I'm planning on doing a step mash of some sort, but not 100% on my temps at the moment though.

I have more unmalted wheat that I need to use in the near future. At what point would you deem a cereal mash necessary? I'm sure there is a point where the percentage of unmalted wheat becomes high enough to warrant a cereal mash. Is there any easy way of knowing what that is? I suppose the selection of base malt would be a determining factor. Maybe it's not a cut and dry answer.
 
The purpose of a cereal mash is to break down, gelatinize, the starches. In this process you use heat and water, and sometimes some enzymes, to deteriorate the starches to the point where the enzymes in a base malt can turn them into fermentables. In this regard the ratio is irrelevant so long as the base malt in the regular mash has enough enzymes to finish converting itself and the cereal mash.
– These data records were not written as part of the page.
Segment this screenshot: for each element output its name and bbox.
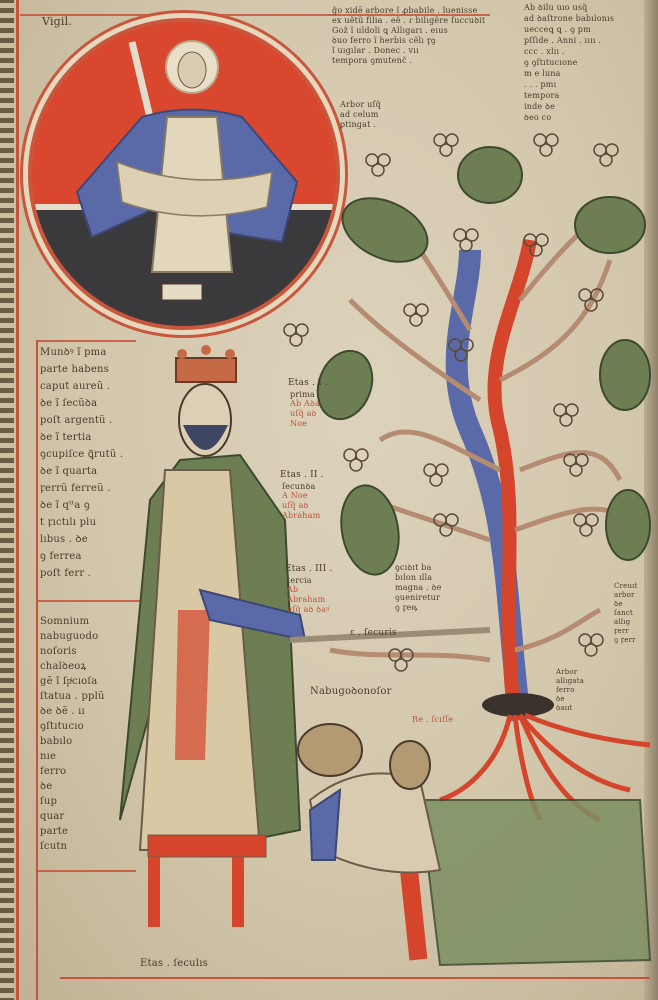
sleeping-king-figure-icon [0, 0, 658, 1000]
bottom-caption: Etas . ſeculıs [140, 958, 208, 969]
manuscript-page: Vigil. g̃o xidē arbore ĩ ꝓbabile . ĩueni… [0, 0, 658, 1000]
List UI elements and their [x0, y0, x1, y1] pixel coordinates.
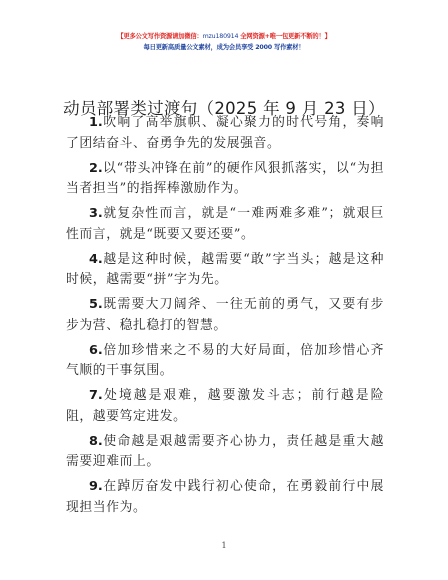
paragraph-text: 在踔厉奋发中践行初心使命，在勇毅前行中展现担当作为。: [66, 479, 384, 515]
paragraph-2: 2.以“带头冲锋在前”的硬作风狠抓落实，以“为担当者担当”的指挥棒激励作为。: [66, 159, 384, 200]
paragraph-text: 倍加珍惜来之不易的大好局面，倍加珍惜心齐气顺的干事氛围。: [66, 343, 384, 379]
paragraph-text: 使命越是艰越需要齐心协力，责任越是重大越需要迎难而上。: [66, 434, 384, 470]
paragraph-number: 6.: [89, 343, 103, 358]
paragraph-text: 吹响了高举旗帜、凝心聚力的时代号角，奏响了团结奋斗、奋勇争先的发展强音。: [66, 115, 384, 151]
paragraph-9: 9.在踔厉奋发中践行初心使命，在勇毅前行中展现担当作为。: [66, 477, 384, 518]
paragraph-6: 6.倍加珍惜来之不易的大好局面，倍加珍惜心齐气顺的干事氛围。: [66, 341, 384, 382]
document-body: 1.吹响了高举旗帜、凝心聚力的时代号角，奏响了团结奋斗、奋勇争先的发展强音。 2…: [66, 113, 384, 523]
paragraph-8: 8.使命越是艰越需要齐心协力，责任越是重大越需要迎难而上。: [66, 432, 384, 473]
paragraph-text: 处境越是艰难，越要激发斗志；前行越是险阻，越要笃定进发。: [66, 388, 384, 424]
paragraph-1: 1.吹响了高举旗帜、凝心聚力的时代号角，奏响了团结奋斗、奋勇争先的发展强音。: [66, 113, 384, 154]
document-page: 【更多公文写作资源请加微信：mzu180914 全网资源+唯一包更新不断的！】 …: [0, 0, 448, 580]
paragraph-3: 3.就复杂性而言，就是“一难两难多难”；就艰巨性而言，就是“既要又要还要”。: [66, 204, 384, 245]
paragraph-number: 2.: [89, 161, 103, 176]
paragraph-5: 5.既需要大刀阔斧、一往无前的勇气，又要有步步为营、稳扎稳打的智慧。: [66, 295, 384, 336]
paragraph-7: 7.处境越是艰难，越要激发斗志；前行越是险阻，越要笃定进发。: [66, 386, 384, 427]
paragraph-text: 既需要大刀阔斧、一往无前的勇气，又要有步步为营、稳扎稳打的智慧。: [66, 297, 384, 333]
paragraph-4: 4.越是这种时候，越需要“敢”字当头；越是这种时候，越需要“拼”字为先。: [66, 250, 384, 291]
promo-banner-line-2: 每日更新高质量公文素材，成为会员享受 2000 写作素材！: [0, 42, 448, 51]
promo-suffix: 全网资源+唯一包更新不断的！】: [238, 33, 330, 40]
paragraph-number: 1.: [89, 115, 103, 130]
promo-wechat-id: mzu180914: [203, 33, 239, 40]
paragraph-text: 就复杂性而言，就是“一难两难多难”；就艰巨性而言，就是“既要又要还要”。: [66, 206, 384, 242]
paragraph-number: 7.: [89, 388, 103, 403]
paragraph-number: 3.: [89, 206, 103, 221]
paragraph-text: 越是这种时候，越需要“敢”字当头；越是这种时候，越需要“拼”字为先。: [66, 252, 384, 288]
paragraph-number: 5.: [89, 297, 103, 312]
promo-prefix: 【更多公文写作资源请加微信：: [117, 33, 202, 40]
paragraph-number: 4.: [89, 252, 103, 267]
paragraph-text: 以“带头冲锋在前”的硬作风狠抓落实，以“为担当者担当”的指挥棒激励作为。: [66, 161, 384, 197]
page-number: 1: [0, 541, 448, 550]
paragraph-number: 9.: [89, 479, 103, 494]
promo-banner-line-1: 【更多公文写作资源请加微信：mzu180914 全网资源+唯一包更新不断的！】: [0, 31, 448, 40]
paragraph-number: 8.: [89, 434, 103, 449]
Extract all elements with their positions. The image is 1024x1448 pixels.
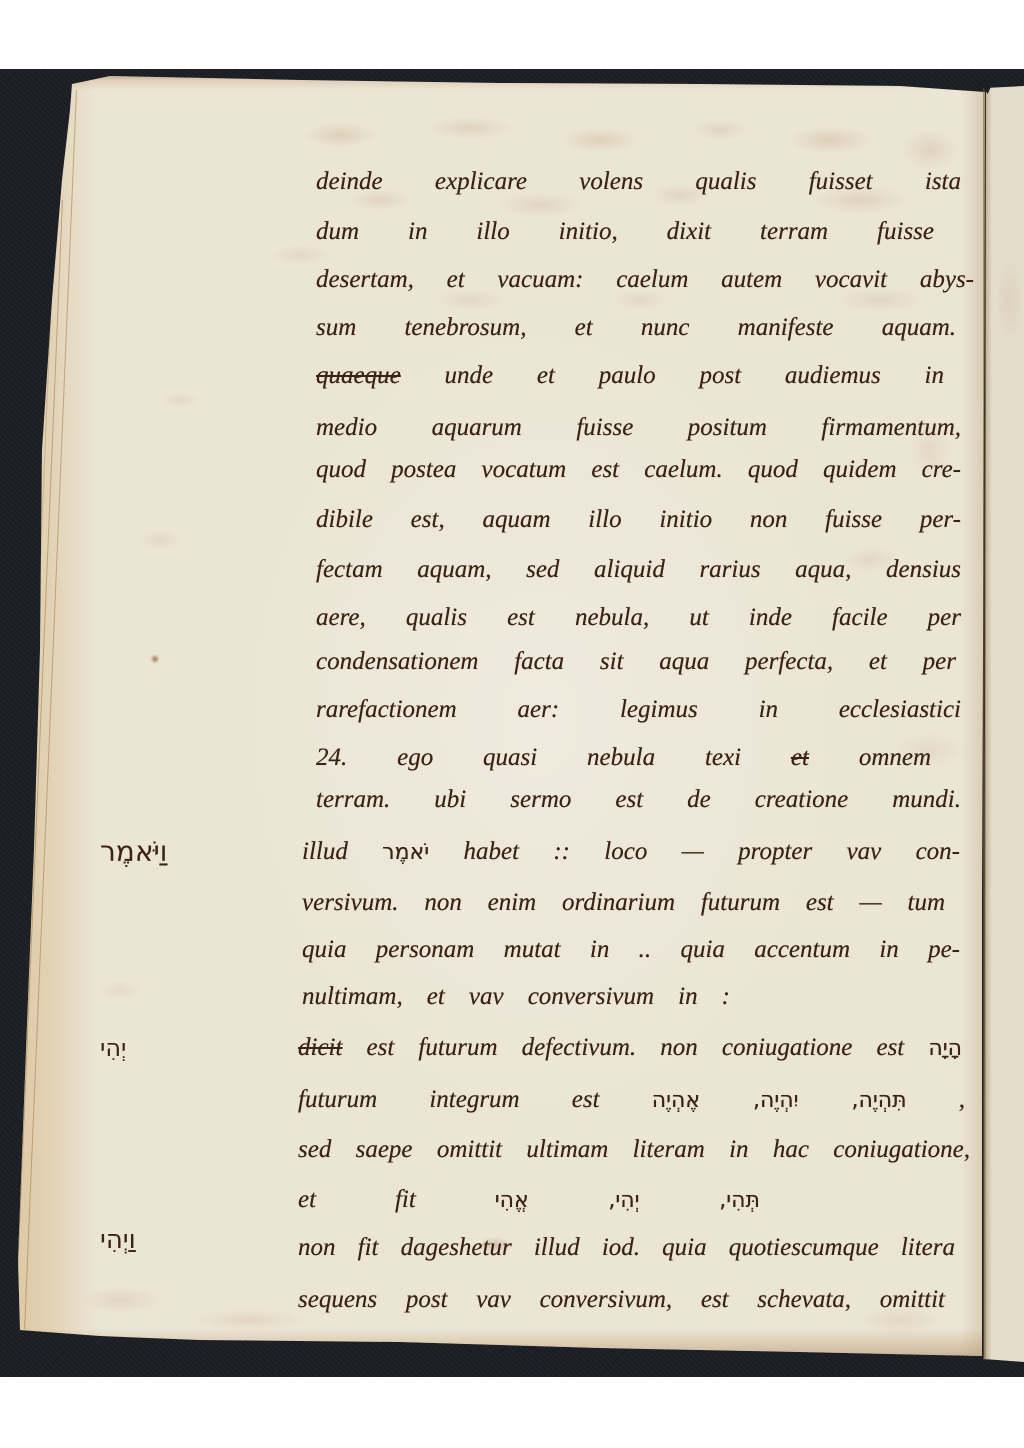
latin-text: sum tenebrosum, et nunc manifeste aquam. xyxy=(316,314,956,341)
manuscript-line: illud יֹאמֶר habet :: loco — propter vav… xyxy=(302,832,960,872)
latin-text: sequens post vav conversivum, est scheva… xyxy=(298,1286,945,1313)
latin-text: condensationem facta sit aqua perfecta, … xyxy=(316,648,956,675)
latin-text: dibile est, aquam illo initio non fuisse… xyxy=(316,506,961,533)
manuscript-line: et fit תְּהִי, יְהִי, אֱהִי xyxy=(298,1180,760,1220)
manuscript-line: 24. ego quasi nebula texi et omnem xyxy=(316,738,931,778)
margin-note-hebrew: וַיֹּאמֶר xyxy=(100,830,240,874)
manuscript-line: sequens post vav conversivum, est scheva… xyxy=(298,1280,945,1320)
manuscript-line: terram. ubi sermo est de creatione mundi… xyxy=(316,780,961,820)
latin-text: aere, qualis est nebula, ut inde facile … xyxy=(316,604,961,631)
manuscript-line: futurum integrum est תִּהְיֶה, יִהְיֶה, … xyxy=(298,1080,965,1120)
hebrew-word: הָיָה xyxy=(928,1036,962,1061)
manuscript-line: dicit est futurum defectivum. non coniug… xyxy=(298,1028,962,1068)
latin-text: illud xyxy=(302,838,348,865)
manuscript-line: dibile est, aquam illo initio non fuisse… xyxy=(316,500,961,540)
manuscript-line: quaeque unde et paulo post audiemus in xyxy=(316,356,944,396)
manuscript-line: versivum. non enim ordinarium futurum es… xyxy=(302,883,945,923)
latin-text: quia personam mutat in .. quia accentum … xyxy=(302,936,960,963)
latin-text: fectam aquam, sed aliquid rarius aqua, d… xyxy=(316,556,961,583)
latin-text: desertam, et vacuam: caelum autem vocavi… xyxy=(316,266,974,293)
latin-text: habet :: loco — propter vav con- xyxy=(463,838,960,865)
struck-word: dicit xyxy=(298,1034,342,1061)
latin-text: 24. ego quasi nebula texi xyxy=(316,744,741,771)
latin-text: omnem xyxy=(859,744,931,771)
latin-text: versivum. non enim ordinarium futurum es… xyxy=(302,889,945,916)
hebrew-word: יֹאמֶר xyxy=(382,840,429,865)
struck-word: quaeque xyxy=(316,362,401,389)
latin-text: rarefactionem aer: legimus in ecclesiast… xyxy=(316,696,961,723)
manuscript-line: medio aquarum fuisse positum firmamentum… xyxy=(316,408,961,448)
manuscript-line: deinde explicare volens qualis fuisset i… xyxy=(316,162,961,202)
manuscript-line: dum in illo initio, dixit terram fuisse xyxy=(316,212,934,252)
latin-text: non fit dageshetur illud iod. quia quoti… xyxy=(298,1234,955,1261)
manuscript-line: quod postea vocatum est caelum. quod qui… xyxy=(316,450,961,490)
margin-note-hebrew: יְהִי xyxy=(100,1026,240,1070)
margin-note-hebrew: וַיְהִי xyxy=(100,1218,240,1262)
latin-text: futurum integrum est xyxy=(298,1086,600,1113)
manuscript-page: וַיֹּאמֶר יְהִי וַיְהִי deinde explicare… xyxy=(0,0,1024,1448)
latin-text: deinde explicare volens qualis fuisset i… xyxy=(316,168,961,195)
latin-text: sed saepe omittit ultimam literam in hac… xyxy=(298,1136,970,1163)
hebrew-forms: תִּהְיֶה, יִהְיֶה, אֶהְיֶה xyxy=(652,1088,907,1113)
latin-text: dum in illo initio, dixit terram fuisse xyxy=(316,218,934,245)
manuscript-line: fectam aquam, sed aliquid rarius aqua, d… xyxy=(316,550,961,590)
latin-text: est futurum defectivum. non coniugatione… xyxy=(367,1034,905,1061)
latin-text: unde et paulo post audiemus in xyxy=(445,362,945,389)
manuscript-line: rarefactionem aer: legimus in ecclesiast… xyxy=(316,690,961,730)
punctuation: , xyxy=(959,1086,965,1113)
page-fold xyxy=(983,86,986,1360)
manuscript-line: desertam, et vacuam: caelum autem vocavi… xyxy=(316,260,974,300)
latin-text: quod postea vocatum est caelum. quod qui… xyxy=(316,456,961,483)
latin-text: nultimam, et vav conversivum in : xyxy=(302,983,730,1010)
manuscript-line: quia personam mutat in .. quia accentum … xyxy=(302,930,960,970)
manuscript-line: sum tenebrosum, et nunc manifeste aquam. xyxy=(316,308,956,348)
latin-text: medio aquarum fuisse positum firmamentum… xyxy=(316,414,961,441)
manuscript-line: nultimam, et vav conversivum in : xyxy=(302,977,730,1017)
struck-word: et xyxy=(791,744,809,771)
manuscript-line: aere, qualis est nebula, ut inde facile … xyxy=(316,598,961,638)
manuscript-line: non fit dageshetur illud iod. quia quoti… xyxy=(298,1228,955,1268)
latin-text: et fit xyxy=(298,1186,416,1213)
manuscript-line: sed saepe omittit ultimam literam in hac… xyxy=(298,1130,970,1170)
latin-text: terram. ubi sermo est de creatione mundi… xyxy=(316,786,961,813)
hebrew-forms: תְּהִי, יְהִי, אֱהִי xyxy=(495,1188,760,1213)
manuscript-line: condensationem facta sit aqua perfecta, … xyxy=(316,642,956,682)
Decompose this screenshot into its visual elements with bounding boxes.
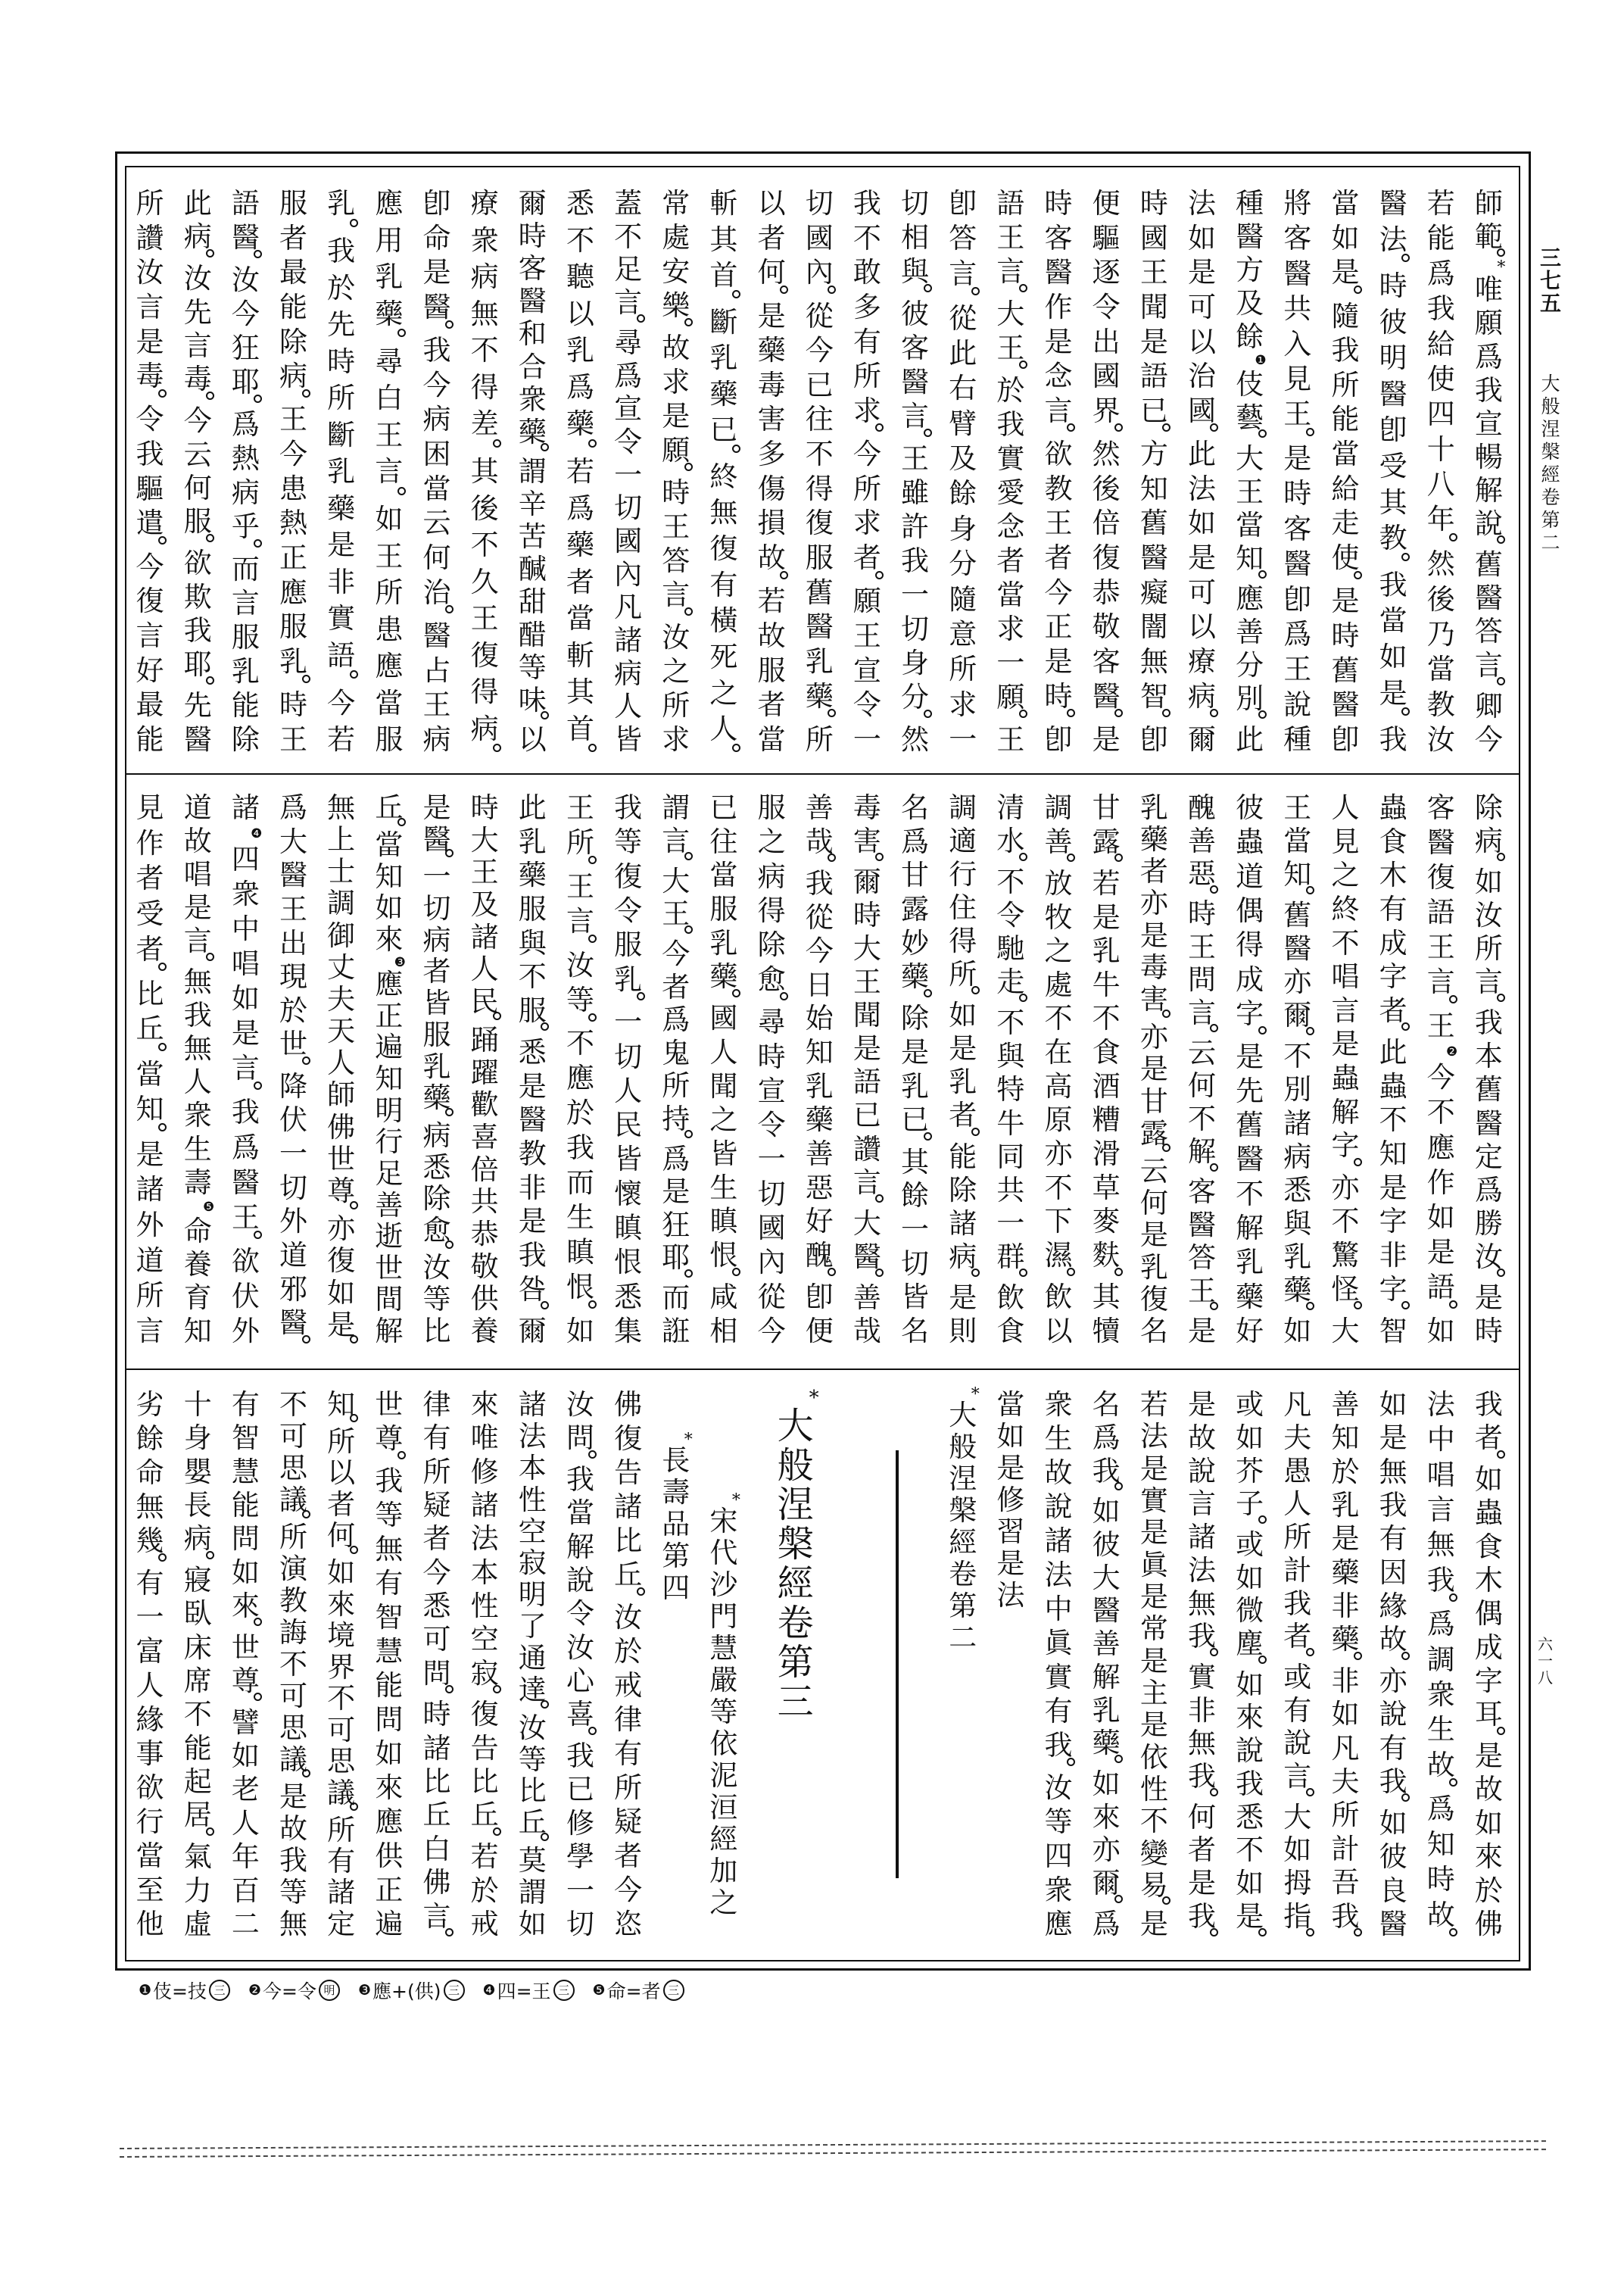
glyph: 已	[850, 1100, 884, 1131]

In wheat the cereal mash is unneeded since the starches will gelatinize at normal sach mash temperatures. The ratio of raw wheat to malted grain is important to ensure there enough enzymes to convert the wheat, which has no enzymes of its own.

Hope that helps.
 
To second this point, if you do a protean rest for a short period of time, say 20min, that would be more than enough time. Also doing a decoction mash for a Heff is recommended for both the flavor additions and to break down the huge amount of protean.

Do not protean rest for too long though as your beer will loose the ability to hold carbonation, or at least that is what happened to me.